Hamas War

Friday, April 11, 2008

How One Sees Onesself

There's a very interesting TV show on IBA. It's totally Israeli in Hebrew, and I don't know if they got the idea from somewhere else.

They bring three artists to a famous/prominent person, the site of his/her choice, and they must paint/draw a portrait of the person. After that meeting, the artists finish the portrait in their studios from photographs taken at the session.

Then the finished portraits are later brought to a "gallery" and displayed to the subject, who gets to choose one to keep.

Last night the subject was MK Dr. Arieh Eldad, MD. He chose the setting to be his living room in his home in Kfar Adumim, which is in the southern part of the Jordan Valley, though I think the TV guy referred to it as "Midbar Yehuda," the Judean Desert. The Eldads have a balcony with the most dramatic view of a waadi, desert mountain cliff.

Eldad is generally ignored by Israel's media, since he's a proud right wing nationalist. During the prepainting session, he joked about it by saying that he hopes that the artists won't paint his "horns," alluding to the fact that Left wingers consider him a monster.
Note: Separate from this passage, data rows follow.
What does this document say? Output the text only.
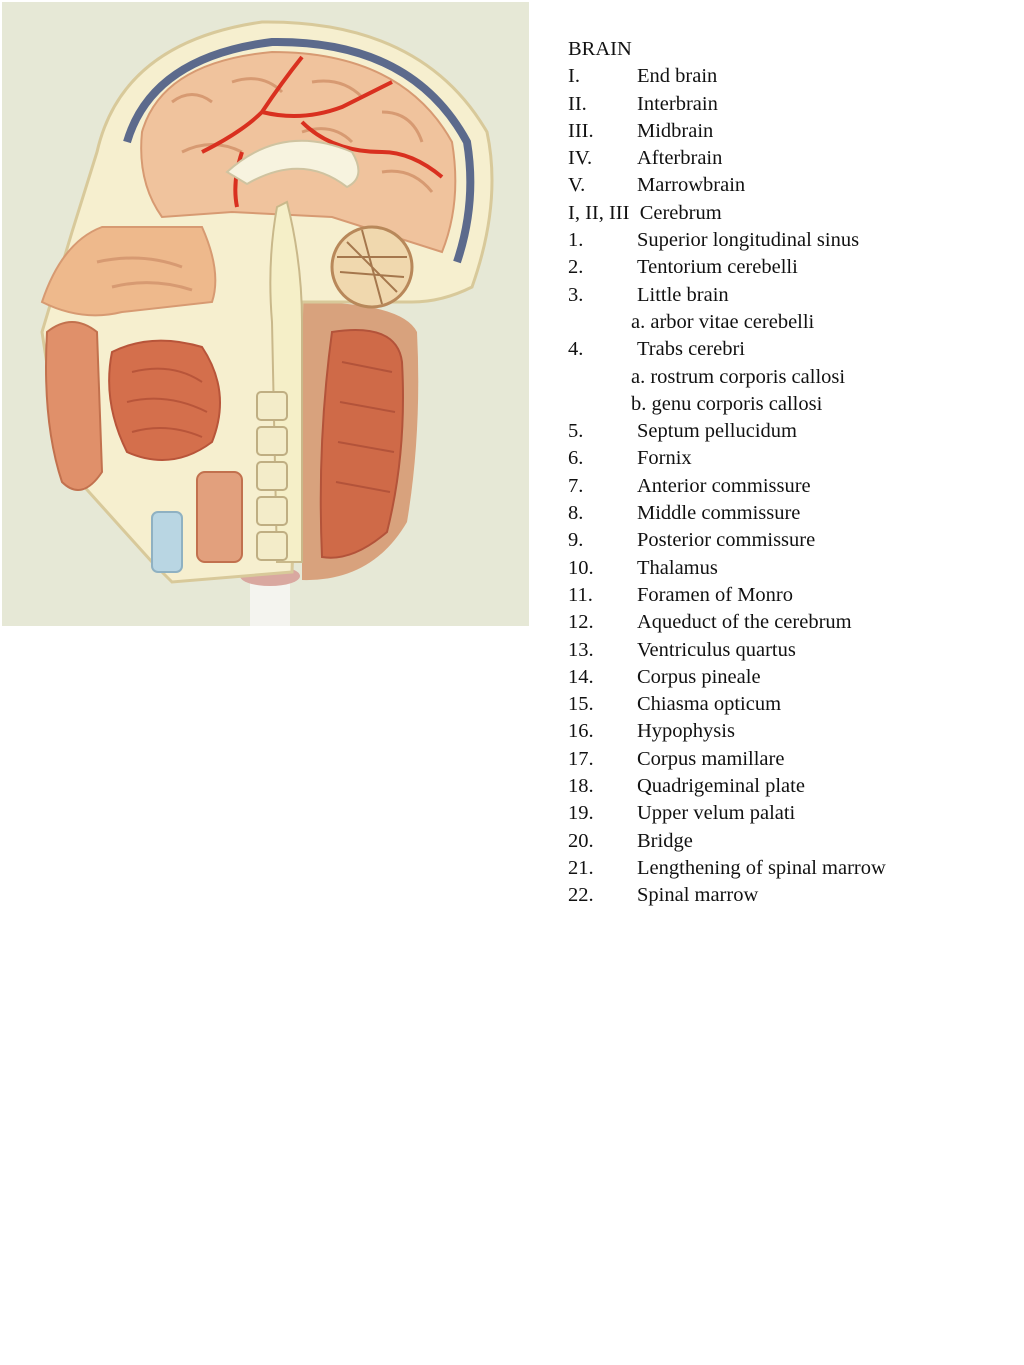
BRAIN
I.	End brain
II. Interbrain
III. Midbrain
IV. Afterbrain
V.	Marrowbrain
I, II, III  Cerebrum
1.	Superior longitudinal sinus
2.	Tentorium cerebelli
3.	Little brain
a. arbor vitae cerebelli
4.	Trabs cerebri
a. rostrum corporis callosi
b. genu corporis callosi
5.	Septum pellucidum
6.	Fornix
7.	Anterior commissure
8.	Middle commissure
9.	Posterior commissure
10. Thalamus
11. Foramen of Monro
12. Aqueduct of the cerebrum
13. Ventriculus quartus
14. Corpus pineale
15. Chiasma opticum
16. Hypophysis
17. Corpus mamillare
18. Quadrigeminal plate
19. Upper velum palati
20. Bridge
21. Lengthening of spinal marrow
22. Spinal marrow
His pleasant personality, talents and intelligence are probably whet frighten them the most. Finally they gave him a forum which brought out the best of him. Unfortunately, the show was broadcast at 11pm, when most people are going to bed, or using their TVs to watch movies.

The resulting paintings were all very different. Eldad described one as looking just like him today, which was painted by a female landscape painter. The second predicted what he'll look like in the future, and the third took him out of the comfortable chair he had posed in and used the dramatic waadi as background.

Most of us are vain and want to be seen in the most flattering lights possible. We would go for the first or third painting, but Arieh Eldad, one of the world's top plastic surgeon burn specialists, sees things very differently. He chose the second picture, the one that ages him with wisdom and experience.

His "postscript," the few words of politics they didn't edit out, was food for thought. He mentioned that the members of the Israeli right wing professors group consists mainly of scientists and mathematicians, not those in the humanities, and that's because "it's more logical to be right wing."

Shabbat Shalom u'Mevorach
Have a Happy and Blessed Shabbat

4 comments:

YMedad said...

Actually, the end of the credits note that the idea came from a British program. And on the hill plateau, that portion of Israel is still the Judean desert.

Batya said...

Thank you for the clarifications.
I rarely read end credits in Hebrew; even in English, they are hard to read with reading glasses. The distance and size have to be "just right." It's also a problem in airplanes. The "individual screens" are the wrong size/distance.

I didn't realize that the Judean Desert and Jordan Valley meet.

Anonymous said...

I have to agree with Dr. Eldad's final observation. Scientists and mathematicians are humbled daily by the truth. Their statements are meant to be checked and confirmed or disproven using convincing and reproducible logic, and, as such, they don't have the luxury of maintaining utterly indefensible hypotheses.

Batya said...

Thanks for your comment. I guess I really am the CPA's daughter after all!